The Formula

There is probably a formula in policy studies that expresses the gap between the rights and entitlement of vulnerable people to certain level of service, and the quality and quantity of the service that they are actually receiving. Its the gap that Steve Broach writes about regularly in his blog RightsinReality and it is something  that shapes the everyday lives of everybody who is dependent upon the help of governments in order to live anything like an ordinary life.

If it does exist this formula will have number of constants, variables and ratio’s in it. For example there will be an inverse relationship between overall levels of “funding” and the size of the gap. In times of plenty we might expect the gap between rights and reality to shrink – although given the tendency for the industry of care to absorb additional funding without the benefits of that funding being passed onto vulnerable people themselves – we obviously can’t expect the relationship to be direct. It is more likely that for every £2-3 of additional funding £1 will get spent on the person concerned.

The next thing that would need to be fed into the formula would be the relative efficiency of the government public relations machine. The more effective it is in creating the illusion of provision, the greater the gap between rights and reality becomes. In order to achieve this efficiency a government requires the agreement and loyalty of its civil and public services. This doesn’t mean that they can’t challenge the government it just means that they have to do it within the bounds of certain parameters – they can rock the boat but they always have to remember that they are also dependent on it for their own livelihoods.

Nevertheless for the public relations consensus to be truly effective the government has to co-opt other players into the process. These “stakeholders” will be in the media, in the voluntary sector and increasingly in co-opted stakeholder groups. They will of course get a piece of the action and in return for that they will accept the need to be buy into the agenda of the day. A government’s ability to co-opt non governmental organisations has been facilitated by the growth in the role of the voluntary sector in service delivery and competition for government contracts.

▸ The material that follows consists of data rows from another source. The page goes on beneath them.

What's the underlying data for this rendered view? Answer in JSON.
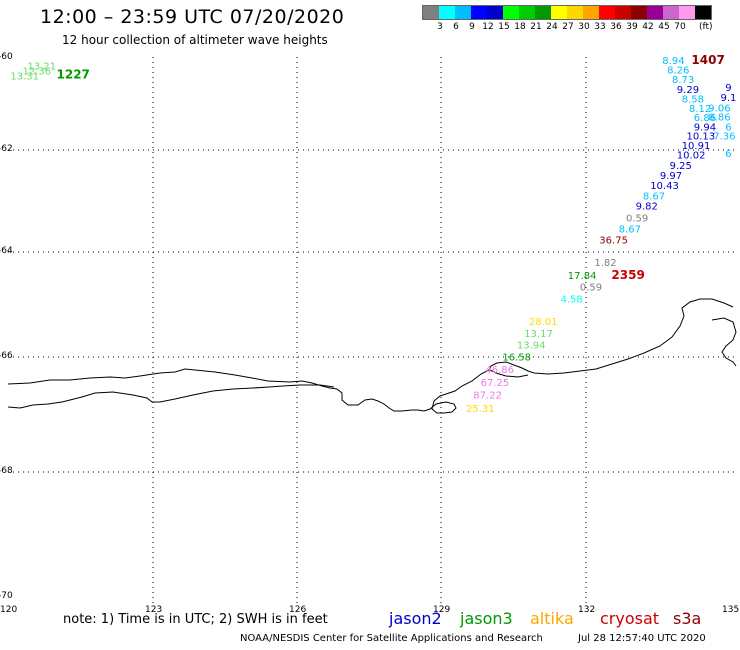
{
  "header": {
    "title": "12:00 – 23:59 UTC 07/20/2020",
    "subtitle": "12 hour collection of altimeter wave heights"
  },
  "legend": {
    "unit": "(ft)",
    "colors": [
      "#808080",
      "#00ffff",
      "#00bfff",
      "#0000ff",
      "#0000cd",
      "#00ff00",
      "#00cd00",
      "#009900",
      "#ffff00",
      "#ffd700",
      "#ffa500",
      "#ff0000",
      "#cd0000",
      "#8b0000",
      "#990099",
      "#cc66cc",
      "#ff99ee",
      "#000000"
    ],
    "ticks": [
      "3",
      "6",
      "9",
      "12",
      "15",
      "18",
      "21",
      "24",
      "27",
      "30",
      "33",
      "36",
      "39",
      "42",
      "45",
      "70"
    ]
  },
  "axes": {
    "lon_ticks": [
      "120",
      "123",
      "126",
      "129",
      "132",
      "135"
    ],
    "lat_ticks": [
      "-60",
      "-62",
      "-64",
      "-66",
      "-68",
      "-70"
    ]
  },
  "footer": {
    "note": "note: 1) Time is in UTC; 2) SWH is in feet",
    "credit": "NOAA/NESDIS Center for Satellite Applications and Research",
    "timestamp": "Jul 28 12:57:40 UTC 2020"
  },
  "satellites": [
    {
      "name": "jason2",
      "color": "#0000cd"
    },
    {
      "name": "jason3",
      "color": "#009900"
    },
    {
      "name": "altika",
      "color": "#ffa500"
    },
    {
      "name": "cryosat",
      "color": "#cd0000"
    },
    {
      "name": "s3a",
      "color": "#8b0000"
    }
  ],
  "observations": [
    {
      "lon": 120.4,
      "lat": -60.14,
      "text": "13.21",
      "color": "#66dd66"
    },
    {
      "lon": 120.3,
      "lat": -60.25,
      "text": "12.36",
      "color": "#66dd66"
    },
    {
      "lon": 120.05,
      "lat": -60.35,
      "text": "13.31",
      "color": "#66dd66"
    },
    {
      "lon": 121.0,
      "lat": -60.33,
      "text": "1227",
      "color": "#009900",
      "time": true
    },
    {
      "lon": 133.5,
      "lat": -60.02,
      "text": "8.94",
      "color": "#00bfff"
    },
    {
      "lon": 134.1,
      "lat": -60.02,
      "text": "1407",
      "color": "#8b0000",
      "time": true
    },
    {
      "lon": 133.6,
      "lat": -60.23,
      "text": "8.26",
      "color": "#00bfff"
    },
    {
      "lon": 133.7,
      "lat": -60.43,
      "text": "8.73",
      "color": "#00bfff"
    },
    {
      "lon": 133.8,
      "lat": -60.65,
      "text": "9.29",
      "color": "#0000cd"
    },
    {
      "lon": 134.8,
      "lat": -60.6,
      "text": "9",
      "color": "#0000cd"
    },
    {
      "lon": 133.9,
      "lat": -60.85,
      "text": "8.58",
      "color": "#00bfff"
    },
    {
      "lon": 134.7,
      "lat": -60.82,
      "text": "9.1",
      "color": "#0000cd"
    },
    {
      "lon": 134.05,
      "lat": -61.05,
      "text": "8.12",
      "color": "#00bfff"
    },
    {
      "lon": 134.45,
      "lat": -61.04,
      "text": "9.06",
      "color": "#00bfff"
    },
    {
      "lon": 134.15,
      "lat": -61.25,
      "text": "6.86",
      "color": "#00bfff"
    },
    {
      "lon": 134.45,
      "lat": -61.24,
      "text": "8.86",
      "color": "#00bfff"
    },
    {
      "lon": 134.15,
      "lat": -61.45,
      "text": "9.94",
      "color": "#0000cd"
    },
    {
      "lon": 134.8,
      "lat": -61.45,
      "text": "6",
      "color": "#00bfff"
    },
    {
      "lon": 134.0,
      "lat": -61.65,
      "text": "10.13",
      "color": "#0000cd"
    },
    {
      "lon": 134.55,
      "lat": -61.65,
      "text": "7.36",
      "color": "#00bfff"
    },
    {
      "lon": 133.9,
      "lat": -61.85,
      "text": "10.91",
      "color": "#0000cd"
    },
    {
      "lon": 133.8,
      "lat": -62.05,
      "text": "10.02",
      "color": "#0000cd"
    },
    {
      "lon": 134.8,
      "lat": -62.02,
      "text": "6",
      "color": "#00bfff"
    },
    {
      "lon": 133.65,
      "lat": -62.25,
      "text": "9.25",
      "color": "#0000cd"
    },
    {
      "lon": 133.45,
      "lat": -62.45,
      "text": "9.97",
      "color": "#0000cd"
    },
    {
      "lon": 133.25,
      "lat": -62.65,
      "text": "10.43",
      "color": "#0000cd"
    },
    {
      "lon": 133.1,
      "lat": -62.85,
      "text": "8.67",
      "color": "#00bfff"
    },
    {
      "lon": 132.95,
      "lat": -63.05,
      "text": "9.82",
      "color": "#0000cd"
    },
    {
      "lon": 132.75,
      "lat": -63.28,
      "text": "0.59",
      "color": "#808080"
    },
    {
      "lon": 132.6,
      "lat": -63.5,
      "text": "8.67",
      "color": "#00bfff"
    },
    {
      "lon": 132.2,
      "lat": -63.72,
      "text": "36.75",
      "color": "#8b0000"
    },
    {
      "lon": 132.1,
      "lat": -64.15,
      "text": "1.82",
      "color": "#808080"
    },
    {
      "lon": 131.55,
      "lat": -64.4,
      "text": "17.84",
      "color": "#009900"
    },
    {
      "lon": 132.45,
      "lat": -64.4,
      "text": "2359",
      "color": "#cd0000",
      "time": true
    },
    {
      "lon": 131.8,
      "lat": -64.62,
      "text": "0.59",
      "color": "#808080"
    },
    {
      "lon": 131.4,
      "lat": -64.85,
      "text": "4.58",
      "color": "#00ffff"
    },
    {
      "lon": 130.75,
      "lat": -65.28,
      "text": "28.01",
      "color": "#ffd700"
    },
    {
      "lon": 130.65,
      "lat": -65.5,
      "text": "13.17",
      "color": "#66dd66"
    },
    {
      "lon": 130.5,
      "lat": -65.72,
      "text": "13.94",
      "color": "#66dd66"
    },
    {
      "lon": 130.2,
      "lat": -65.95,
      "text": "16.58",
      "color": "#009900"
    },
    {
      "lon": 129.85,
      "lat": -66.17,
      "text": "46.86",
      "color": "#ee77ee"
    },
    {
      "lon": 129.75,
      "lat": -66.4,
      "text": "67.25",
      "color": "#ee77ee"
    },
    {
      "lon": 129.6,
      "lat": -66.62,
      "text": "87.22",
      "color": "#ee77ee"
    },
    {
      "lon": 129.45,
      "lat": -66.85,
      "text": "25.31",
      "color": "#ffd700"
    }
  ]
}
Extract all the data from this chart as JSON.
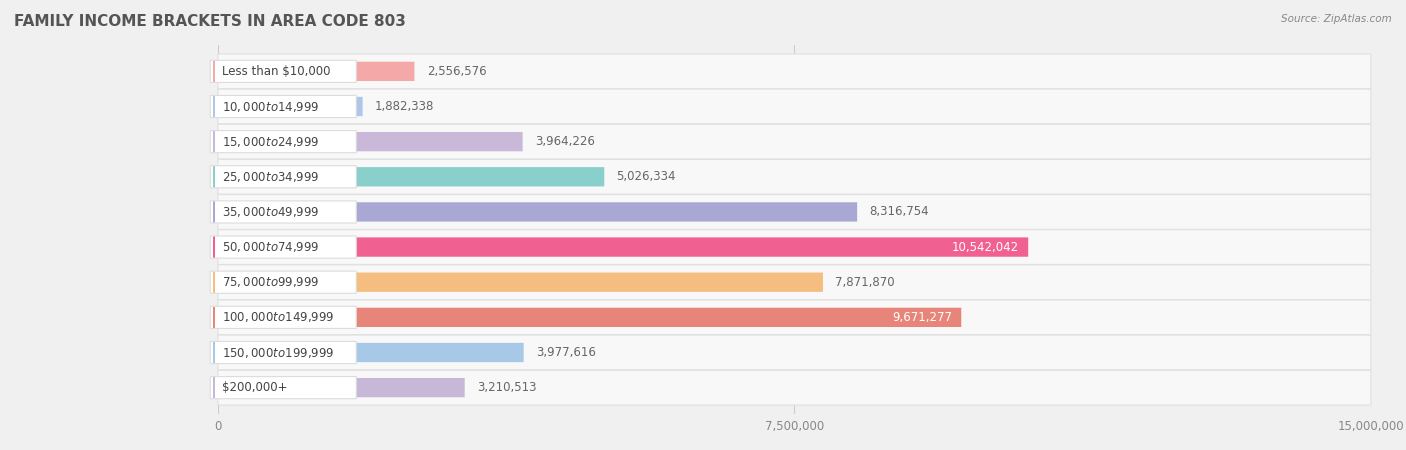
{
  "title": "FAMILY INCOME BRACKETS IN AREA CODE 803",
  "source": "Source: ZipAtlas.com",
  "categories": [
    "Less than $10,000",
    "$10,000 to $14,999",
    "$15,000 to $24,999",
    "$25,000 to $34,999",
    "$35,000 to $49,999",
    "$50,000 to $74,999",
    "$75,000 to $99,999",
    "$100,000 to $149,999",
    "$150,000 to $199,999",
    "$200,000+"
  ],
  "values": [
    2556576,
    1882338,
    3964226,
    5026334,
    8316754,
    10542042,
    7871870,
    9671277,
    3977616,
    3210513
  ],
  "bar_colors": [
    "#f4a9a8",
    "#aec6e8",
    "#c9b8d8",
    "#89d0cc",
    "#a9a8d4",
    "#f06090",
    "#f5be80",
    "#e8857a",
    "#a8c8e8",
    "#c8b8d8"
  ],
  "value_labels": [
    "2,556,576",
    "1,882,338",
    "3,964,226",
    "5,026,334",
    "8,316,754",
    "10,542,042",
    "7,871,870",
    "9,671,277",
    "3,977,616",
    "3,210,513"
  ],
  "white_label_indices": [
    5,
    7
  ],
  "xlim": [
    0,
    15000000
  ],
  "xticks": [
    0,
    7500000,
    15000000
  ],
  "xtick_labels": [
    "0",
    "7,500,000",
    "15,000,000"
  ],
  "background_color": "#f0f0f0",
  "bar_bg_color": "#ffffff",
  "row_bg_color": "#f8f8f8",
  "title_fontsize": 11,
  "label_fontsize": 8.5,
  "value_fontsize": 8.5
}
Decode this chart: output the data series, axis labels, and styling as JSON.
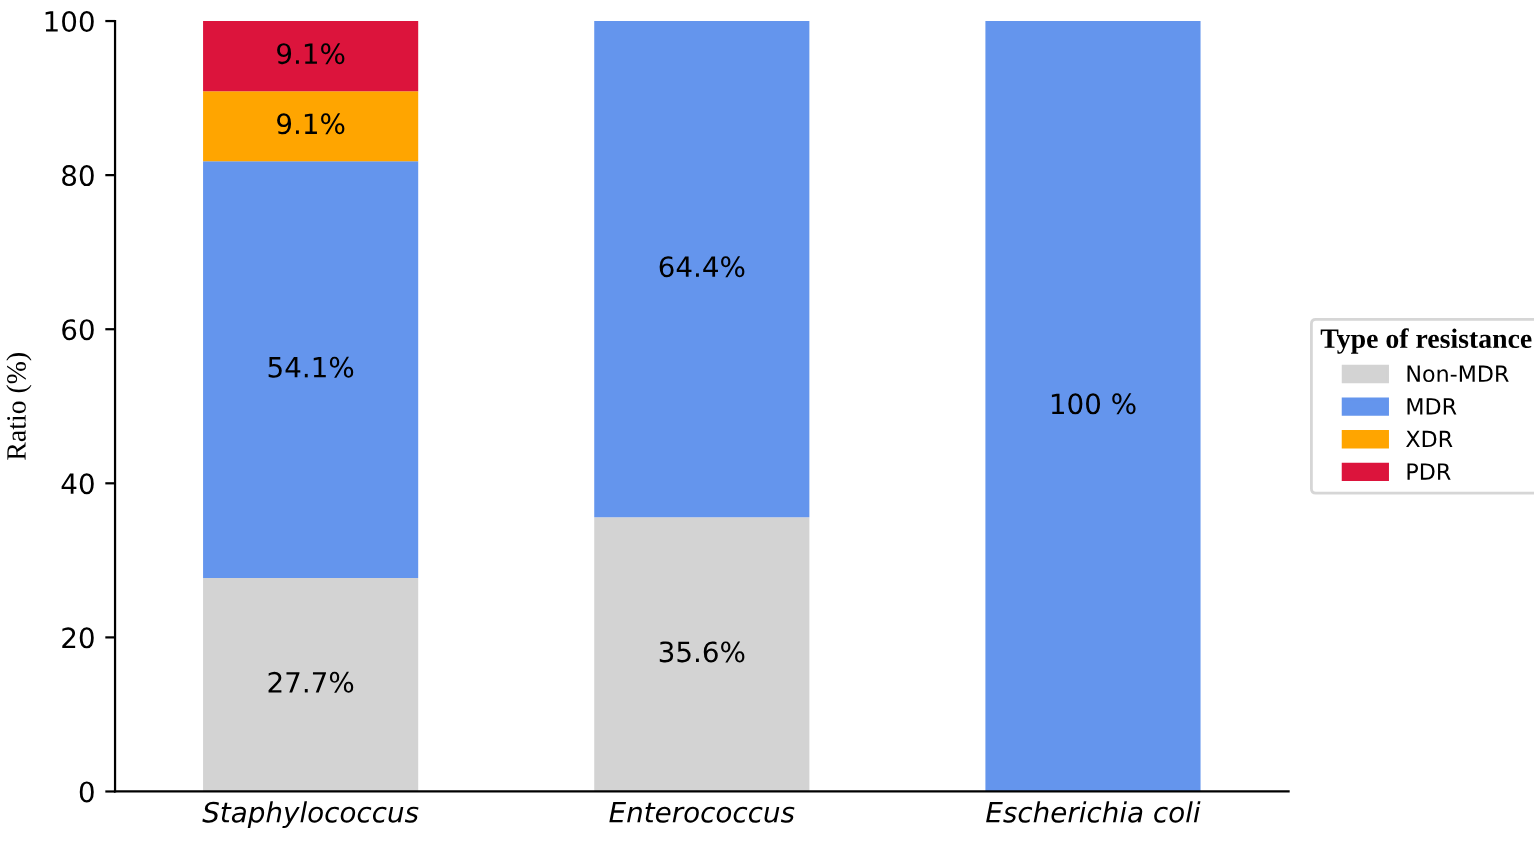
{
  "chart_data": {
    "type": "bar",
    "stacked": true,
    "ylabel": "Ratio (%)",
    "legend_title": "Type of resistance",
    "legend": "right",
    "categories": [
      "Staphylococcus",
      "Enterococcus",
      "Escherichia coli"
    ],
    "series": [
      {
        "name": "Non-MDR",
        "color": "#d3d3d3",
        "values": [
          27.7,
          35.6,
          0
        ],
        "value_labels": [
          "27.7%",
          "35.6%",
          null
        ]
      },
      {
        "name": "MDR",
        "color": "#6495ed",
        "values": [
          54.1,
          64.4,
          100
        ],
        "value_labels": [
          "54.1%",
          "64.4%",
          "100 %"
        ]
      },
      {
        "name": "XDR",
        "color": "#ffa500",
        "values": [
          9.1,
          0,
          0
        ],
        "value_labels": [
          "9.1%",
          null,
          null
        ]
      },
      {
        "name": "PDR",
        "color": "#dc143c",
        "values": [
          9.1,
          0,
          0
        ],
        "value_labels": [
          "9.1%",
          null,
          null
        ]
      }
    ],
    "ylim": [
      0,
      100
    ],
    "yticks": [
      0,
      20,
      40,
      60,
      80,
      100
    ],
    "grid": false
  }
}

Other ways in which the growth of the gap can be supported involves restricting access to data – for example by reducing  the remit of the Audit Commission or indeed closing it altogether, and of course by making University funding restrictive and increasingly competitive. Then of course there is the strategy of restricting legal aid and judicial review. All of this helps governments to conceal the discrepancy between rights and reality but occasionally things slip – another child in care may die or an organisation may get filmed brutalising vulnerable people – and then a different kind of strategy has to kick in.

Mark Neary covered this fall back process brilliantly in his blog: Bubble, Hell and Squeak . When things go wrong there are templates and taskforces and endless expressions of dismay and perhaps then the gap between rights and reality might close a little – probably no more than a nanometre – before the spotlight moves on and nothing really changes. But Mark Neary is right about another thing – it is time to use the law we have.

We need to measure the gap between our rights and our reality. We need to find out just how many individuals and families are having their rights ignored and then we need use the law, legal aid and crowd funding to make our rights a reality. The formula that allows a government to hide the reality of its citizens lives only works if we allow it to – it only works if people are unable to share the reality of their experiences and to measure those experiences against the rights and entitlements that we already have.